Strata Oncology Inc. will use its precision drug development platform and proprietary biomarkers to evaluate AB122, a new antibody developed by Arcus Biosciences, against tumors, to identify patients who may benefit from the treatment.
As part of this partnership, Arcus will gain access to Strata’s drug development platform, featuring capabilities to design and conduct transformative precision therapy studies. AB122 will be evaluated across the Strata Precision Oncology Network of trial-ready health systems that employ the StrataNGS test to pre-screen advanced cancer populations to enable rapid and predictable enrollment of precision therapy trials.
The StrataNGS comprehensive tumor sequencing test is available to all advanced solid tumor patients through the Strata Trial (NCT03061305) to identify potential patients for precision therapy trials and to evaluate proprietary biomarkers that may predict response to therapies.
“We look forward to our clinical collaboration with Strata Oncology,” said Terry Rosen, Arcus CEO. “The use of these proprietary biomarkers and access to the Precision Oncology Network provide a potential opportunity to identify patient populations underserved by existing PD-1 therapies.”
Added Dan Rhodes, co-founder and CEO of Strata: “Strata is committed to advancing the development of new precision cancer therapies and we are excited to bring together two talented teams for this collaboration.
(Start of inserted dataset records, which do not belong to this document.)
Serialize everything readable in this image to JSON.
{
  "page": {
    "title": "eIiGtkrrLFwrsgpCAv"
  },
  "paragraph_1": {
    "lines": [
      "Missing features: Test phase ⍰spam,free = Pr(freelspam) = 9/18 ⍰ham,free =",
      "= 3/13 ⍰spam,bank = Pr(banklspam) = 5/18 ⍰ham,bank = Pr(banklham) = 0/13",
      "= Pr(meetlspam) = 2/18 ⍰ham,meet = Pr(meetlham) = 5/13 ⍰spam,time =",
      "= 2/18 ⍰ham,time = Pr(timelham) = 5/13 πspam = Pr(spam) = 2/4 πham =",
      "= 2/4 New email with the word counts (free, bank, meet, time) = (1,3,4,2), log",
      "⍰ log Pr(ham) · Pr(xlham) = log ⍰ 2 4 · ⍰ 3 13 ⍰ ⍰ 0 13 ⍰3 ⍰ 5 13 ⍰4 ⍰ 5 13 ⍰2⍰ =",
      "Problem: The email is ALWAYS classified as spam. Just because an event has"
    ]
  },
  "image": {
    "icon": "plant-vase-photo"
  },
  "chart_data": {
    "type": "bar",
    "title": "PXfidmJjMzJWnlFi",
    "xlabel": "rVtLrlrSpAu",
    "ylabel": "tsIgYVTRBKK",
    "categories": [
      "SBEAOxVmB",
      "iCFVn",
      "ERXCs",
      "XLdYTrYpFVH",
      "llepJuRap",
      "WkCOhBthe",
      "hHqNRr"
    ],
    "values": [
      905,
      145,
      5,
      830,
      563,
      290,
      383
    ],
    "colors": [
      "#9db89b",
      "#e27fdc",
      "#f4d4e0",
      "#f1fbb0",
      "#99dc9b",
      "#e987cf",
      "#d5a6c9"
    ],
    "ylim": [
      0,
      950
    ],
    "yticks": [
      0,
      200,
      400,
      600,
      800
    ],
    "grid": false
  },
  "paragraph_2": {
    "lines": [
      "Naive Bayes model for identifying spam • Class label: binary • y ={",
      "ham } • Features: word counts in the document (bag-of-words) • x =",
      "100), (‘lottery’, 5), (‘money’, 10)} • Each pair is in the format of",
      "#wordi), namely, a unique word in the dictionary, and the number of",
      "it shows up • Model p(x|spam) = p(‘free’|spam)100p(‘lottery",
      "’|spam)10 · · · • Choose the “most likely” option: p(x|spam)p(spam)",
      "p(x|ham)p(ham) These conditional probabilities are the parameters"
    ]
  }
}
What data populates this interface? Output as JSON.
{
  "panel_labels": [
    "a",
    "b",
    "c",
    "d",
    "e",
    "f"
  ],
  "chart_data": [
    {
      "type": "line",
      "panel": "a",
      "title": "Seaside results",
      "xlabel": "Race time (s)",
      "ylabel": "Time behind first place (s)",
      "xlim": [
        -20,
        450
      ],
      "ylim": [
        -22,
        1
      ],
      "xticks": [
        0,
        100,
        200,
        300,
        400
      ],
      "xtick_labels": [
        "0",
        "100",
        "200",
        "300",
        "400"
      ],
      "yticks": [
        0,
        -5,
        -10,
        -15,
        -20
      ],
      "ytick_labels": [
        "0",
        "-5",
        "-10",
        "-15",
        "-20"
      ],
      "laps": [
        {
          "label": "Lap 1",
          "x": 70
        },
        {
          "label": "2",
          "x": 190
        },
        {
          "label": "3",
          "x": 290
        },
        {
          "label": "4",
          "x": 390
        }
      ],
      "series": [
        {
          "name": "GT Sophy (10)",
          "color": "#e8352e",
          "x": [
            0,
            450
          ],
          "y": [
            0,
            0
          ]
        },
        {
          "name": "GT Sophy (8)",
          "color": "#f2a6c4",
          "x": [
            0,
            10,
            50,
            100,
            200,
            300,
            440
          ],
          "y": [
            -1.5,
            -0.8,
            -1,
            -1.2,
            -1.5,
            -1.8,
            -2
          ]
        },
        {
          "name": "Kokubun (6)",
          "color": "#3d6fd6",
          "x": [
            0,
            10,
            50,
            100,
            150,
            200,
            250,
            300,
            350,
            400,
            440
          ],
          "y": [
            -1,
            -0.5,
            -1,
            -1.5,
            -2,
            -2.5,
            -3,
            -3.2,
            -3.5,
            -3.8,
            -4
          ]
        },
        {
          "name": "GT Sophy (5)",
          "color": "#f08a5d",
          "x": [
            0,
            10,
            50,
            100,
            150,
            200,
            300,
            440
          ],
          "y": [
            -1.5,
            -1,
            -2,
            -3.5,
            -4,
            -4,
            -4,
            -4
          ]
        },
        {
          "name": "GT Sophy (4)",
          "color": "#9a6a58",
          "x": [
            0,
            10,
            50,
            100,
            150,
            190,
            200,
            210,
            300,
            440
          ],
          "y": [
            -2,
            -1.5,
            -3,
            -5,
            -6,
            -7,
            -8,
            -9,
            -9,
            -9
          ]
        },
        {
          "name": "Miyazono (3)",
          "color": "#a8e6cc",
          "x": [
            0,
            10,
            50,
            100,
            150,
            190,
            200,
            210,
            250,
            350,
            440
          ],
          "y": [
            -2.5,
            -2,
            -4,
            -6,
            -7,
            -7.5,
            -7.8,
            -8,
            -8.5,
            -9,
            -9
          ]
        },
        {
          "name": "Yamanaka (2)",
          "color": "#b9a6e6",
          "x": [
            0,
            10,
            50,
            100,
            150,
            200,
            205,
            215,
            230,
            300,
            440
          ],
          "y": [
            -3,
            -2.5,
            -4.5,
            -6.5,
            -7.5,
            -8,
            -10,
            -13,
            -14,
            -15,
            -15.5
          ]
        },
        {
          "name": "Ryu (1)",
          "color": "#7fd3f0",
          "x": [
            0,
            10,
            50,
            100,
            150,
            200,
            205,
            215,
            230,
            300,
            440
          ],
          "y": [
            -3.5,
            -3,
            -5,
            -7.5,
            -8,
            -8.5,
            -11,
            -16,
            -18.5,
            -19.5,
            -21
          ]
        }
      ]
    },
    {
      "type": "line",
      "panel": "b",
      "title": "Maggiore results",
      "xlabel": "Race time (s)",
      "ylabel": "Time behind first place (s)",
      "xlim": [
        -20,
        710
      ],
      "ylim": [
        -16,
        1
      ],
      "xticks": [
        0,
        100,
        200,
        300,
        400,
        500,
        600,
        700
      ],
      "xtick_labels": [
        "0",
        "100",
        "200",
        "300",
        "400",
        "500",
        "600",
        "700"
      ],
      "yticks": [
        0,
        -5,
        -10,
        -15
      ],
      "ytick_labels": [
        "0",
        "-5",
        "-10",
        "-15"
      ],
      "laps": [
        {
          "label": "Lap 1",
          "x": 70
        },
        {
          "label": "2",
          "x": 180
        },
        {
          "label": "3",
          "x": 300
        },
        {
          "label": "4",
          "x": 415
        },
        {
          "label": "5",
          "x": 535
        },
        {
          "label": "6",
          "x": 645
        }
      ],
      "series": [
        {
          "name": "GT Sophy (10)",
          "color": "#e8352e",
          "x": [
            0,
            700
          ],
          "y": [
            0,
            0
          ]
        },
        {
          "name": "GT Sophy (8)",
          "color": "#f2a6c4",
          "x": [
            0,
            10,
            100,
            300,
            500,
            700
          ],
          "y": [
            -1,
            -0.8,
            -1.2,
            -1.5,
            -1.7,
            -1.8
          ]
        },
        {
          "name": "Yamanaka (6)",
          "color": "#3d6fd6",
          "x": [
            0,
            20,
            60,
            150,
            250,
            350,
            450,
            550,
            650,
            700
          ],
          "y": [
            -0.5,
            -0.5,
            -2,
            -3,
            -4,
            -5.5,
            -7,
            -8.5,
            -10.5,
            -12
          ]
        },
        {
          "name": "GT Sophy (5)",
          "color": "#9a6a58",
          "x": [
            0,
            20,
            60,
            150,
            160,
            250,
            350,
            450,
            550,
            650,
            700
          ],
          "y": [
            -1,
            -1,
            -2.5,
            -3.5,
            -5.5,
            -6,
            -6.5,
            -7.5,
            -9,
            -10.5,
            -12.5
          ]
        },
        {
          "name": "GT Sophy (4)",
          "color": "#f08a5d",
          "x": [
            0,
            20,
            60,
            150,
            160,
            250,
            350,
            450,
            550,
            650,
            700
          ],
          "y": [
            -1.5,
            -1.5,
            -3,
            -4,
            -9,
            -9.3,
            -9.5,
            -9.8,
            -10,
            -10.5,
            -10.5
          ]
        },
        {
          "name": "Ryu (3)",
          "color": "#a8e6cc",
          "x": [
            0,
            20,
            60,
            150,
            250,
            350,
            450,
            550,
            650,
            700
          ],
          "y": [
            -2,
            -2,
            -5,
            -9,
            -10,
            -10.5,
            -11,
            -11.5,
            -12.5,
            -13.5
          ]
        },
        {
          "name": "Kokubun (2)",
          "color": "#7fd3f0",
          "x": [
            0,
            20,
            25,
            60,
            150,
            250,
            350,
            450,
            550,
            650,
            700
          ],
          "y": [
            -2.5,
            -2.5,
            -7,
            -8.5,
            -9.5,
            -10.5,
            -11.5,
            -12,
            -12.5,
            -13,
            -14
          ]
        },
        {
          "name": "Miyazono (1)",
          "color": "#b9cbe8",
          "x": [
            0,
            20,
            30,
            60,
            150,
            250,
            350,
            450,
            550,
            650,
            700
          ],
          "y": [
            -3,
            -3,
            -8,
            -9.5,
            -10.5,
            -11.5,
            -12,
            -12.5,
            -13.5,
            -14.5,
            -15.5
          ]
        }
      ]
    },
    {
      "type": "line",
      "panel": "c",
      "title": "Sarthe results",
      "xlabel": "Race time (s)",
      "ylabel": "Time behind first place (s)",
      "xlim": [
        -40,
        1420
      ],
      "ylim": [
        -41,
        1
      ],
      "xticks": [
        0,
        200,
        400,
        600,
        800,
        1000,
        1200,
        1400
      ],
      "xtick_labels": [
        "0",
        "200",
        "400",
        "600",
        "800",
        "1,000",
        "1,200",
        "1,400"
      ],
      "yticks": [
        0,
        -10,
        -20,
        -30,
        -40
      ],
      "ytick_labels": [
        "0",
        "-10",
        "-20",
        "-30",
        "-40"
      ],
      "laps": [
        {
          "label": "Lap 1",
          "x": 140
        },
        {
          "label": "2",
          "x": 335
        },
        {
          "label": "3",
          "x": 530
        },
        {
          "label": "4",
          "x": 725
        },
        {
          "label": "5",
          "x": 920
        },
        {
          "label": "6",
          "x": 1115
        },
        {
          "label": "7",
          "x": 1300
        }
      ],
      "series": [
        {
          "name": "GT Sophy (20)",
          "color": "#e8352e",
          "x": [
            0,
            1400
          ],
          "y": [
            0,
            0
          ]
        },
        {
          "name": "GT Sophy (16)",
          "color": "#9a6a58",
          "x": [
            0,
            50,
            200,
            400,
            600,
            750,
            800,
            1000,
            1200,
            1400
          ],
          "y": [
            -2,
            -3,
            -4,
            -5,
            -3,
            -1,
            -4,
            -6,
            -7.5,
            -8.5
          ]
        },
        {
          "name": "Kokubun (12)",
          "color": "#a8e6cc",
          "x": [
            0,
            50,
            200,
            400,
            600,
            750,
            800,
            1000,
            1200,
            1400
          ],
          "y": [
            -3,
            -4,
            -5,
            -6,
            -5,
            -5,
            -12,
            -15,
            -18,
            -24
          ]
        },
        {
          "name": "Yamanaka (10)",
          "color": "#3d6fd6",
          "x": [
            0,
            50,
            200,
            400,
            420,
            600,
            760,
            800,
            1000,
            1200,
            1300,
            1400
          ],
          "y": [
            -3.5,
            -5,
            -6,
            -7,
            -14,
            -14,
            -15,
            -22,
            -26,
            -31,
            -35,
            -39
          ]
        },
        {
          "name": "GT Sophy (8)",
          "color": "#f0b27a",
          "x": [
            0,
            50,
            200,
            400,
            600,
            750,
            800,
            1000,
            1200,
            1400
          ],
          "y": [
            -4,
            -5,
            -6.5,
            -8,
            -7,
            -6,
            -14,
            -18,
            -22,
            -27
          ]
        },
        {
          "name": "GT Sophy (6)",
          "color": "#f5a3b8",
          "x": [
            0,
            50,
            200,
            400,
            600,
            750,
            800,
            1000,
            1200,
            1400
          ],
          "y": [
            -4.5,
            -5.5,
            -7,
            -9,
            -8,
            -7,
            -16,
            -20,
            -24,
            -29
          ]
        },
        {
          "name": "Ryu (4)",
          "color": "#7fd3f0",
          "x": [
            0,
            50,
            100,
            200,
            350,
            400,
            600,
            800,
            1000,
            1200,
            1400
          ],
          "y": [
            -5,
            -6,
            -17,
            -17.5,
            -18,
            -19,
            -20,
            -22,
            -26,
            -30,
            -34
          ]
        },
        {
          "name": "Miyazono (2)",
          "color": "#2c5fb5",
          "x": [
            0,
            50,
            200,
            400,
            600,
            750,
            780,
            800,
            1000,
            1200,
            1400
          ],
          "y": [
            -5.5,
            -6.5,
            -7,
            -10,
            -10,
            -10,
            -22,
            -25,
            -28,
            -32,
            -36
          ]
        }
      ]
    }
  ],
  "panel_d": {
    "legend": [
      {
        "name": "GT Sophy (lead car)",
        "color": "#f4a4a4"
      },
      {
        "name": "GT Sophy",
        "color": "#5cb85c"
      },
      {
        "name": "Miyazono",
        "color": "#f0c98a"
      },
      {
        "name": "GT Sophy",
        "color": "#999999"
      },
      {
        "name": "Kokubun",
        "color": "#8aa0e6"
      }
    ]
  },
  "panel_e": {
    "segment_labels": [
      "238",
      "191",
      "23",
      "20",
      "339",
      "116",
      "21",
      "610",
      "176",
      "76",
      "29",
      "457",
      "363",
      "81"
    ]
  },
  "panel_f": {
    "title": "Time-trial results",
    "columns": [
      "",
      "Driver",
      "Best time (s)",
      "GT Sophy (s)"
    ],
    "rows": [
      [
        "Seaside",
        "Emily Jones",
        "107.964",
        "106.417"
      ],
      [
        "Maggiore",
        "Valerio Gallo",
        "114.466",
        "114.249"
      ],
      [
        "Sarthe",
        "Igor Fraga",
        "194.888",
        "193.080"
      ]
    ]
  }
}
This important effort leverages Strata’s unique ability to identify novel biomarker-driven treatment hypotheses using real-world data from the Strata Trial and rapidly translate those insights into prospective clinical trials across our Precision Oncology Network.”
AB122 is currently being evaluated in an ongoing Phase 1 monotherapy dose-escalation trial in patients with advanced tumors and ongoing Phase 1/1b combination trials evaluating AB122 in combination with AB928, a potentially best-in-class adenosine receptor antagonist, and AB122 in combination with AB154, a novel anti-TIGIT antibody, in patients with advanced solid tumors.
Under the terms of the agreement, the parties will share development costs for the clinical collaboration. Strata is eligible to receive $2.5 million upon the achievement of a development milestone, as well as regulatory and commercial milestones and royalties on U.S. net sales of AB122 in the biomarker-identified indication. As further consideration, Arcus issued to Strata restricted shares of its common stock, which are subject to vesting based upon the achievement of regulatory milestones within certain timelines.